A ello se suman en las ciudades los problemas derivados del aún vigente Hukou, un sistema legal de control creado en la época de Mao para contener a la población rural en el que a los ciudadanos chinos se les otorgan unos derechos sociales (sanidad, educación, etc) según el lugar donde nazcan; es decir, un permiso de residencia urbano. En los extrarradios de algunas de las grandes urbes del este se han formado barrios precarios sin alcantarillado ni buenas comunicaciones en las que viven miles de inmigrantes llegados en años recientes. Estos desequilibrios son uno de los grandes desafíos de la China contemporánea para garantizar la armonía social y evitar la conflictividad.
Crecimiento demográfico
Para intentar atajar el crecimiento desbocado de la población, la dirección del PCCh decidió instaurar en 1979 la llamada política del hijo único, un programa de control demográfico que aplicaba multas a las parejas que tuvieran dos hijos o más, salvo casos excepcionales en el mundo rural y las minorías étnicas. La población del gigante asiático se había duplicado prácticamente desde los 550 millones de personas de 1953 hasta los 1.000 millones de aquel entonces.
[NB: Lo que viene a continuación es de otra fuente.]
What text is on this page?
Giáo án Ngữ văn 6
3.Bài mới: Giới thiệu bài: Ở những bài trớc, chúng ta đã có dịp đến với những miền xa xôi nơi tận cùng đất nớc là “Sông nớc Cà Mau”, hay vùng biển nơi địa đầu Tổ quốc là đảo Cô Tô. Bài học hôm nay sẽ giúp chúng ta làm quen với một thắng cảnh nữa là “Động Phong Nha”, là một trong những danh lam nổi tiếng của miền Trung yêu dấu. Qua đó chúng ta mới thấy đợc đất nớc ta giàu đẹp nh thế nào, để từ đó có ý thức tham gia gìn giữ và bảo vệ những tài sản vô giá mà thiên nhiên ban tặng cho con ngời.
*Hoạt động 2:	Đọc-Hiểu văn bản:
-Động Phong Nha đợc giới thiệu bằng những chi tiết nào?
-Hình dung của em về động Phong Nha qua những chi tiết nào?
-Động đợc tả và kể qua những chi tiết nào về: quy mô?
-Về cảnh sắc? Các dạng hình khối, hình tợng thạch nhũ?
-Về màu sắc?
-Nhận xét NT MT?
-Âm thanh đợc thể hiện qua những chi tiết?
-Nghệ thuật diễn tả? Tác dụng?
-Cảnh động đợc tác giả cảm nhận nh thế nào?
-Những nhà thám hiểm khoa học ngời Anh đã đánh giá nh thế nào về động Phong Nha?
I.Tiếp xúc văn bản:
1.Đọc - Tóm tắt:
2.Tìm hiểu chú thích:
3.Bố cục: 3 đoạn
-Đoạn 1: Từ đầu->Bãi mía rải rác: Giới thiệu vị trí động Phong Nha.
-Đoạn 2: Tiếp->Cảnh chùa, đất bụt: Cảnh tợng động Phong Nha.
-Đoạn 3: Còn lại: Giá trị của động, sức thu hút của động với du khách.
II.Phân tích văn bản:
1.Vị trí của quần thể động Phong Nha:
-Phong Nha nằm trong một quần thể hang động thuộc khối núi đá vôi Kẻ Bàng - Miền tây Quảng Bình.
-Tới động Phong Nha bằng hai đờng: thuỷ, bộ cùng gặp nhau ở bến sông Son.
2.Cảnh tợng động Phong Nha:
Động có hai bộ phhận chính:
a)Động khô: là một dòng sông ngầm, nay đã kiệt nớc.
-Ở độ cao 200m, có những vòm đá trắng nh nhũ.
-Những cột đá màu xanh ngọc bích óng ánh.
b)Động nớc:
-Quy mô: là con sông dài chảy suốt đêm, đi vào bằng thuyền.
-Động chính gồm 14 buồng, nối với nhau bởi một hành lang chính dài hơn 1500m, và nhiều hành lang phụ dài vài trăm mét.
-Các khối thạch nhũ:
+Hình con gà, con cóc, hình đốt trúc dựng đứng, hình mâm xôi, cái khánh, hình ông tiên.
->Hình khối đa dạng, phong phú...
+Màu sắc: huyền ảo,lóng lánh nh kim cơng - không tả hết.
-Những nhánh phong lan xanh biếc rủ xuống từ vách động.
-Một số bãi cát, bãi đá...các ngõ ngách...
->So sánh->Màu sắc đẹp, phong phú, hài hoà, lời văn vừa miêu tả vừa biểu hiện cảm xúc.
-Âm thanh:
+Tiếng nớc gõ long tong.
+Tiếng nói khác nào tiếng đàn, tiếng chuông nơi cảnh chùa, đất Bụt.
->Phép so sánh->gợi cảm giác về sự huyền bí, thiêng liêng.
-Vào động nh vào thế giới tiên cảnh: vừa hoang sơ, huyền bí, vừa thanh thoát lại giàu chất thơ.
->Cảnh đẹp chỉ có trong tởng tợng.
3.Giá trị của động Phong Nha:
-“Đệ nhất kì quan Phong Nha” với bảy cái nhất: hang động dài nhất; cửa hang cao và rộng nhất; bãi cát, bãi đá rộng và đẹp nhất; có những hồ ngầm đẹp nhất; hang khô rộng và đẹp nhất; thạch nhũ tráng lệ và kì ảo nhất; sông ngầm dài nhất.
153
Como resultado de la política del hijo único, la población china alcanzó en 2015 los 1.360 millones de habitantes, muy lejos de los 1.700 millones que se estima se hubieran alcanzado sin medidas de control, y crece ahora a un ritmo del 0,49% anual, similar al de muchos países europeos. También se ha reducido drásticamente la tasa de fertilidad: en 1960, las mujeres tenían una media de seis hijos, y ahora solamente tienen 1,5.
El indudable éxito, sin embargo, ha estado acompañado de un envejecimiento de la población a la estela de lo que sucede en Japón o Europa occidental, y actualmente el 14% de la población tiene más de 60 años. Asimismo, ha supuesto un auténtico infanticidio de mujeres: 300 millones de niñas no han venido al mundo debido a abortos selectivos por motivo de sexo. Actualmente hay 119 varones por cada 100 mujeres, el mayor índice de masculinización del mundo.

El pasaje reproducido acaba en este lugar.